As I turned my back and stepped down into the basement I heard the screech of bike tires, a clamor, and a pitter-patter. I turned just in time to see my own back wheel slipping past the open door. I decided in that moment, "I will not lose my bike today." Pump in hand, I sprinted out the door, at first following only the scent of my wayward bike. As I spotted the thief, I shouted " You better stop! That's my bike! He's stealing my bike!" For six blocks I chased the thief on foot, his tires were treacherously low and I was out for blood. Eventually my pleas became threats, and to my surprise a truck that was traveling the opposite direction "flipped a U" the driver leaned out the window, "Hop in the bed we're gonna get you're bike back!"

So here I was, "surfing" in the back of a pickup truck, wielding a pump as my lance as we chased down the bandit. With my spirits up and in the heat of the chase I could not help but taunt the culprit, "We're gonna get you! You stole the wrong bike man!" At this point the thief was trying everything possible to get away, we chased him down alleyways and across parking lots. Before I had a chance to knock him with the pump he stopped, apparently he had realized he would not get away.

I was surprised to find that he was a middle aged man, not surprised that he smelled horrible and was apparently "tripping" on something. He insisted that I had stolen his bike, which was lying in the alley by my door where he had ditched it to steal my bike.
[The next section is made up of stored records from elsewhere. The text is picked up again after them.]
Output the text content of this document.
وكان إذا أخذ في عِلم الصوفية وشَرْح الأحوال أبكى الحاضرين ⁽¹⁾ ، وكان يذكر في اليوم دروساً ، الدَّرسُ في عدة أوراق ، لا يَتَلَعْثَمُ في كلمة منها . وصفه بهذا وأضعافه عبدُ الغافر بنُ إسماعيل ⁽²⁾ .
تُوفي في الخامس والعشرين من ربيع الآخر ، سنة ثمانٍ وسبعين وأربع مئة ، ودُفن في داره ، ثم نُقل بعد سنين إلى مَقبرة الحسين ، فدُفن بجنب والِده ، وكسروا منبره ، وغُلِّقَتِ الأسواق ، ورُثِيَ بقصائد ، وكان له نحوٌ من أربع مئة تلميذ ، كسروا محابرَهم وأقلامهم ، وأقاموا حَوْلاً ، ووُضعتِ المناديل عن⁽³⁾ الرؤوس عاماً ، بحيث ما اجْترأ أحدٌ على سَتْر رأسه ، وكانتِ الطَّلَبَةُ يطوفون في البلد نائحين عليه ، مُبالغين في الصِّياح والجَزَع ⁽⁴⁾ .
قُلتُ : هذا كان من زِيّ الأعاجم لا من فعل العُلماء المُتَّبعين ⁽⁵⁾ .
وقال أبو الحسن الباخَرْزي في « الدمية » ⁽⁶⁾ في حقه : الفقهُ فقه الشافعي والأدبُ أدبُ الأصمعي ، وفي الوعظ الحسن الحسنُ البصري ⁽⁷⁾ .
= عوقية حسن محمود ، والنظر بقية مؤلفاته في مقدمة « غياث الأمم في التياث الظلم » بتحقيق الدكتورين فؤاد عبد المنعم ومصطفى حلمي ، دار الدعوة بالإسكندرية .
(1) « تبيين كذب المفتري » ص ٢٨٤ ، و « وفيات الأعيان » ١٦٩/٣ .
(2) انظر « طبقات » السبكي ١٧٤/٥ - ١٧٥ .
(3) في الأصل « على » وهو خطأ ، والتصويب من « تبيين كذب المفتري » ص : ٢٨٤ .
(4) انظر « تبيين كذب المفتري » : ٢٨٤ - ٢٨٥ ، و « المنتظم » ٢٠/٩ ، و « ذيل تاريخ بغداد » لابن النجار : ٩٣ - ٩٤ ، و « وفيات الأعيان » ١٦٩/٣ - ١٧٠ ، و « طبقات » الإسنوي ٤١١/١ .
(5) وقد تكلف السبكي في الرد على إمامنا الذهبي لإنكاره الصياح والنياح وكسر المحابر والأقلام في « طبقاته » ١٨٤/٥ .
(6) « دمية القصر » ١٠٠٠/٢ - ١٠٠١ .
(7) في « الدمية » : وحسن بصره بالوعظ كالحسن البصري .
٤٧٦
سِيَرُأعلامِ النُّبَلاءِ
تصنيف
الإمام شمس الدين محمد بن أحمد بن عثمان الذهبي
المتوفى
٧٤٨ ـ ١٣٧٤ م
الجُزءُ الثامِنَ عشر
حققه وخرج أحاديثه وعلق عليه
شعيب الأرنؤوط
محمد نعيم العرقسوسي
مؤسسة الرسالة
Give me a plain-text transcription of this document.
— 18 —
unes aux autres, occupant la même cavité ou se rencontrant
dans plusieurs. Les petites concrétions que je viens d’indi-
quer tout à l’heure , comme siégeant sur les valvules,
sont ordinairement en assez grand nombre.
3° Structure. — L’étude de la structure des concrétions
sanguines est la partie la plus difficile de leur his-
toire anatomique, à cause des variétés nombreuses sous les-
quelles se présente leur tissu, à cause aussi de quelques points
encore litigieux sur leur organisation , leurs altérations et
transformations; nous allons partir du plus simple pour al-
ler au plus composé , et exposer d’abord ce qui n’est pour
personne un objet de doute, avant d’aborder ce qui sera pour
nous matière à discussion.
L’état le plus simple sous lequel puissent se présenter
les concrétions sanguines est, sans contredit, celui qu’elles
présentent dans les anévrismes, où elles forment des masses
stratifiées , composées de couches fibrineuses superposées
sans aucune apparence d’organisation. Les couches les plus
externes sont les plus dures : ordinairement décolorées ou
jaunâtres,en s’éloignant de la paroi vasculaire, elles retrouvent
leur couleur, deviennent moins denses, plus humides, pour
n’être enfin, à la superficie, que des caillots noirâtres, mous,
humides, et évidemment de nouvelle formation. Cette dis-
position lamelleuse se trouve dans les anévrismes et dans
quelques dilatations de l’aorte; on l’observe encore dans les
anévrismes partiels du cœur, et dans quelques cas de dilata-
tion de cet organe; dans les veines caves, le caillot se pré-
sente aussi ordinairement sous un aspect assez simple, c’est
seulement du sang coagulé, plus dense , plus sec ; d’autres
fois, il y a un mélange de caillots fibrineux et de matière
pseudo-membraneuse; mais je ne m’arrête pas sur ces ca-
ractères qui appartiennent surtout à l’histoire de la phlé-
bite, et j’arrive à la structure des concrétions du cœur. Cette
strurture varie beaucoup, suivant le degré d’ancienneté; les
The good Samaritan (thank you thank you!) intervened before the situation could escalate and I rode home on my bike and waited for the thief to come back for his. When he arrived I informed him that should I ever catch sight of him in my neighborhood again, I would retroactively punish him for the theft of my bike, and I am happy to report that I haven't seen him since.

So, to the dude who stopped for a good chase I say "Thank You!" That Bridgestone was the first bike I had really set up perfectly and I was so attached and though the bike may be gone (it's close, my boss now owns it) my gratitude is eternal. This experience proves it, happy endings really do happen.